Кабинет и впрямь выглядел контрастом по сравнению с остальным заведением. Небольшой, но вполне приличный. Обеденный стол в центре, покрытый клеенкой. В углу — тяжелый, солидный двухтумбовый письменный стол из темного дерева. На нем — телефон и бронзовая чернильница. У стены — продавленная тахта, накрытая пестрым ковром. И даже торшер с бахромой в углу! Видимо, здесь вершились важные дела.
— Шеф велел передать: для дорогих гостей из Москвы — все самое лучшее! — объявил мальчик-официант с важным видом. — Есть свежие овощи — помидоры, огурцы, зелень. И рыба! Шашлык из осетрины будет готов через пятнадцать минут. Только сегодня тушку привезли… Напитки? Водочка, коньяк? — поинтересовался он.

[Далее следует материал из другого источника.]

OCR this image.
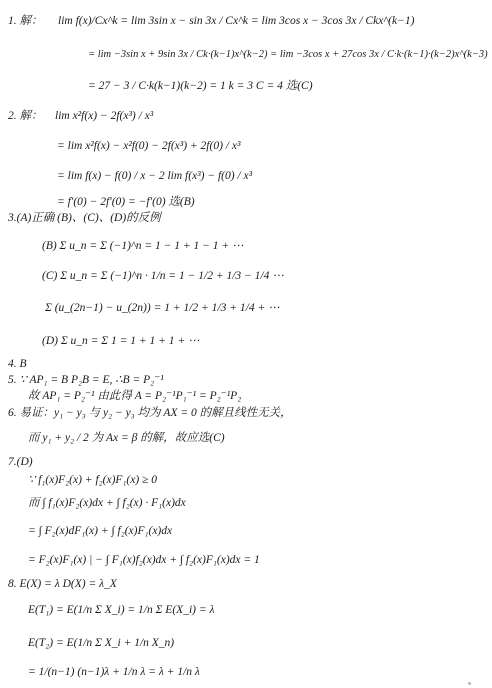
1. 解： lim f(x)/Cx^k = lim 3sin x − sin 3x / Cx^k = lim 3cos x − 3cos 3x / Ckx^(k−1)
= lim −3sin x + 9sin 3x / Ck·(k−1)x^(k−2) = lim −3cos x + 27cos 3x / C·k·(k−1)·(k−2)x^(k−3)
= 27 − 3 / C·k(k−1)(k−2) = 1 k = 3 C = 4 选(C)
2. 解： lim x²f(x) − 2f(x³) / x³
= lim x²f(x) − x²f(0) − 2f(x³) + 2f(0) / x³
= lim f(x) − f(0) / x − 2 lim f(x³) − f(0) / x³
= f′(0) − 2f′(0) = −f′(0) 选(B)
3.(A)正确 (B)、(C)、(D)的反例
(B) Σ u_n = Σ (−1)^n = 1 − 1 + 1 − 1 + ⋯
(C) Σ u_n = Σ (−1)^n · 1/n = 1 − 1/2 + 1/3 − 1/4 ⋯
Σ (u_(2n−1) − u_(2n)) = 1 + 1/2 + 1/3 + 1/4 + ⋯
(D) Σ u_n = Σ 1 = 1 + 1 + 1 + ⋯
4. B
5. ∵ AP₁ = B P₂B = E, ∴B = P₂⁻¹
故 AP₁ = P₂⁻¹ 由此得 A = P₂⁻¹P₁⁻¹ = P₂⁻¹P₂
6. 易证：y₁ − y₃ 与 y₂ − y₃ 均为 AX = 0 的解且线性无关，
而 y₁ + y₂ / 2 为 Ax = β 的解，故应选(C)
7.(D)
∵ f₁(x)F₂(x) + f₂(x)F₁(x) ≥ 0
而 ∫ f₁(x)F₂(x)dx + ∫ f₂(x) · F₁(x)dx
= ∫ F₂(x)dF₁(x) + ∫ f₂(x)F₁(x)dx
= F₂(x)F₁(x) | − ∫ F₁(x)f₂(x)dx + ∫ f₂(x)F₁(x)dx = 1
8. E(X) = λ D(X) = λ_X
E(T₁) = E(1/n Σ X_i) = 1/n Σ E(X_i) = λ
E(T₂) = E(1/n Σ X_i + 1/n X_n)
= 1/(n−1) (n−1)λ + 1/n λ = λ + 1/n λ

— Я бы выпила сухого вина, — сказала Алла, элегантно устраиваясь в кресле у письменного стола.
— А вам? — официант повернулся к нам.
— Мне коньяку, — сказал я. — И лимончик, если найдется.

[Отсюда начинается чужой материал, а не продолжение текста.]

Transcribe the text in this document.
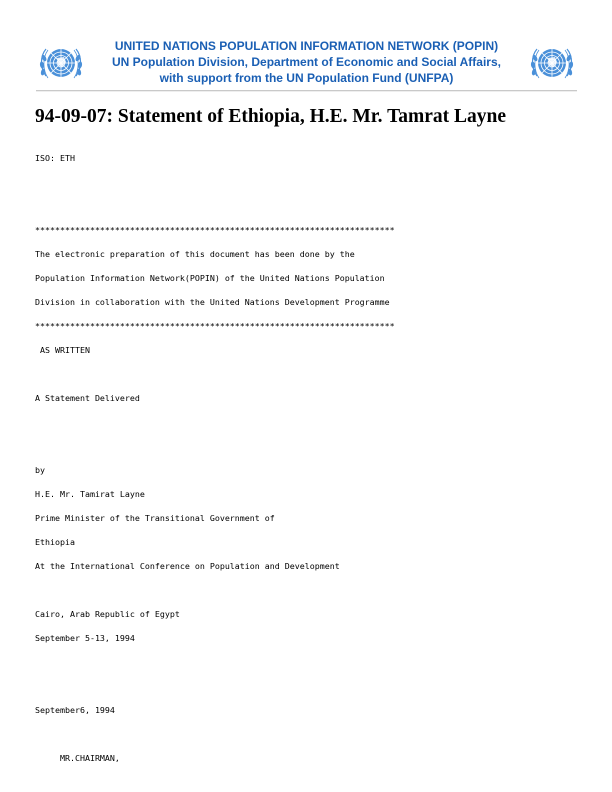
UNITED NATIONS POPULATION INFORMATION NETWORK (POPIN)
UN Population Division, Department of Economic and Social Affairs,
with support from the UN Population Fund (UNFPA)
94-09-07: Statement of Ethiopia, H.E. Mr. Tamrat Layne
ISO: ETH
************************************************************************
The electronic preparation of this document has been done by the
Population Information Network(POPIN) of the United Nations Population
Division in collaboration with the United Nations Development Programme
************************************************************************
AS WRITTEN
A Statement Delivered
by
H.E. Mr. Tamirat Layne
Prime Minister of the Transitional Government of
Ethiopia
At the International Conference on Population and Development
Cairo, Arab Republic of Egypt
September 5-13, 1994
September6, 1994
MR.CHAIRMAN,
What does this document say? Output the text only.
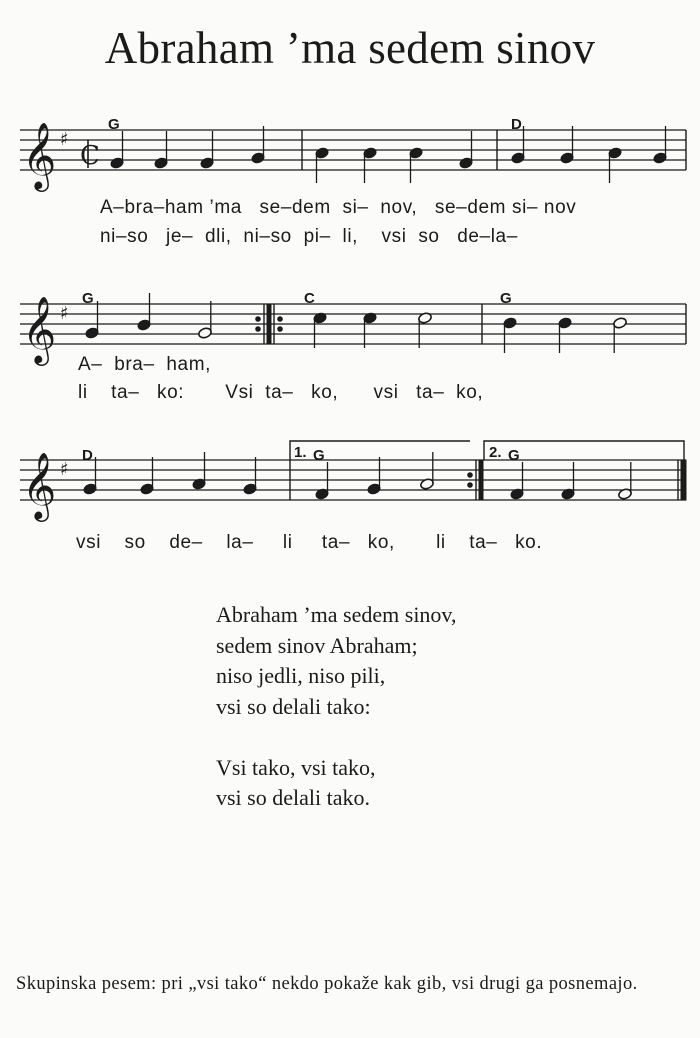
Abraham ’ma sedem sinov
𝄞 ♯
C
G	D
A–bra–ham ’ma   se–dem  si–  nov,   se–dem si– nov
ni–so   je–  dli,  ni–so  pi–  li,    vsi  so   de–la–
𝄞 ♯
G	C	G
A–  bra–  ham,
li    ta–   ko:       Vsi  ta–   ko,      vsi   ta–  ko,
𝄞 ♯
D	1. G	2. G
vsi    so    de–    la–     li     ta–   ko,       li    ta–   ko.
Abraham ’ma sedem sinov,
sedem sinov Abraham;
niso jedli, niso pili,
vsi so delali tako:
Vsi tako, vsi tako,
vsi so delali tako.
Skupinska pesem: pri „vsi tako“ nekdo pokaže kak gib, vsi drugi ga posnemajo.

Колька, как обычно, молчал, буравя взглядом ковер на стене.
Официант кивнул и выскользнул за дверь.
Мы остались втроем. Тишина нарушалась только мягким гудением финского холодильника, стоявшего в углу. Напряжение нарастало. Сейчас должен был появиться главный. Карабас-барабас. Тот, кто дергает за ниточки в этом кукольном театре.
И он вошел. Дверь открылась без стука, и на пороге возник… не грозный бабай в халате и тюбетейке, как я подсознательно ожидал, а вполне себе европейского вида мужчина. Невысокий, плотный, с загорелым лицом, и абсолютно лысой, блестящей как бильярдный шар, головой. На вид лет пятьдесят, может, чуть больше. Одет он был неожиданно просто: белая рубашка с коротким рукавом, расстегнутая на две верхние пуговицы, и темные брюки. Но во взгляде его светлых, почти прозрачных глаз была такая стальная жесткость, что сразу становилось понятно — этот человек не привык шутить. В руке он держал пачку сигарет «Мальборо» — еще один признак принадлежности к касте избранных, имеющих доступ к импорту.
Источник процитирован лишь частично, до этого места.